Arts patron and photographer

Betty Freeman (2 June 1921 - 3 January 2009) was an American philanthropist and photographer. She had originally trained to be a concert pianist, practicing six to eight hours per day for twenty years, but eventually, by the mid-1960s, gave up this dream to pursue concert managing.

==Early life==
Freeman was born in Chicago, Illinois. At age 3, she moved with her parents and two brothers to Brooklyn, later moving to New Rochelle, New York and attending New Rochelle High School. Her father was a chemical engineer who had graduated from the Illinois Institute of Technology, and her mother was a mathematics teacher and graduate of the University of Wisconsin. Freeman was a graduate of Wellesley College (1942), where she majored in English literature with a minor in music.
== Works ==
Freeman was a long-standing supporter of contemporary music, with grants and commissions to various American composers early in their careers. The composers she assisted include Lou Harrison, John Cage, La Monte Young, Christopher Rouse, Philip Glass, Steve Reich, John Adams, Anders Hillborg, Pierre Boulez, Harrison Birtwistle, Virgil Thomson, Helmut Lachenmann, and Kaija Saariaho. John Cage dedicated his Freeman Etudes to her (although she did not commission them), Lou Harrison dedicated his Serenade for Betty Freeman and Franco Assetto to Freeman and her husband, Steve Reich dedicated Variations for Winds, Strings, and Keyboards (1979) and Vermont Counterpoint (1982) to her, and John Adams's opera Nixon in China (1985–87) was dedicated to her. The American gamelan Si Betty, built by Harrison and William Colvig in 1979, was named for Freeman.
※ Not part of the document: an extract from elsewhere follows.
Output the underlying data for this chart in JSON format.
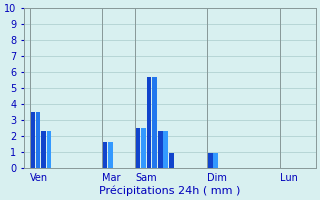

Bequeathed by Harrison to long-time collaborator and composer Jody Diamond, it has been housed at Harvard University since 2007. She began a series of musicales at her Beverly Hills residence in 1981, which continued until just after the death of her second husband.

Freeman financed a 1973 documentary film about the composer and instrument builder Harry Partch, The Dreamer That Remains. She subsequently developed an interest in photography.

She wrote books about the American artists Clyfford Still and Sam Francis. She was also an art collector, and the subject of David Hockney's painting Beverly Hills Housewife.

== Personal life ==
Following her graduation, she married Stanley Freeman, and the couple had four children. Their marriage ended in divorce. Freeman's second marriage was to the Italian sculptor and painter Franco Assetto (1911-1991), with whom she lived half of each year in Beverly Hills and the remaining half in Turin. The marriage lasted until Assetto's death.

Freeman had four children from her first marriage, her daughters Shelley Butler and Claudia Brotman, and her sons Robert Freeman and Corey Freeman.

==Books==
- 1996 - Music People & Others: 99 Photographs From the Contemporary Music World. Issued in conjunction with the exhibition "Betty Freeman: Music People & Others," held at the Royal Festival Hall in London from April 12 to June 16, 1996. Salzburg [Austria]; New York: Festival Press. (Originally published as an exhibition catalog in 1987 by Gabriele Mazzotta (Milan); text by Daniela Palazzoli; text in English and Italian.)
- Cahill, James (2026). "The Beverley Hills Housewife"

==Films==
- 1995 - Musical Outsiders: An American Legacy - Harry Partch, Lou Harrison, and Terry Riley. Directed by Michael Blackwood.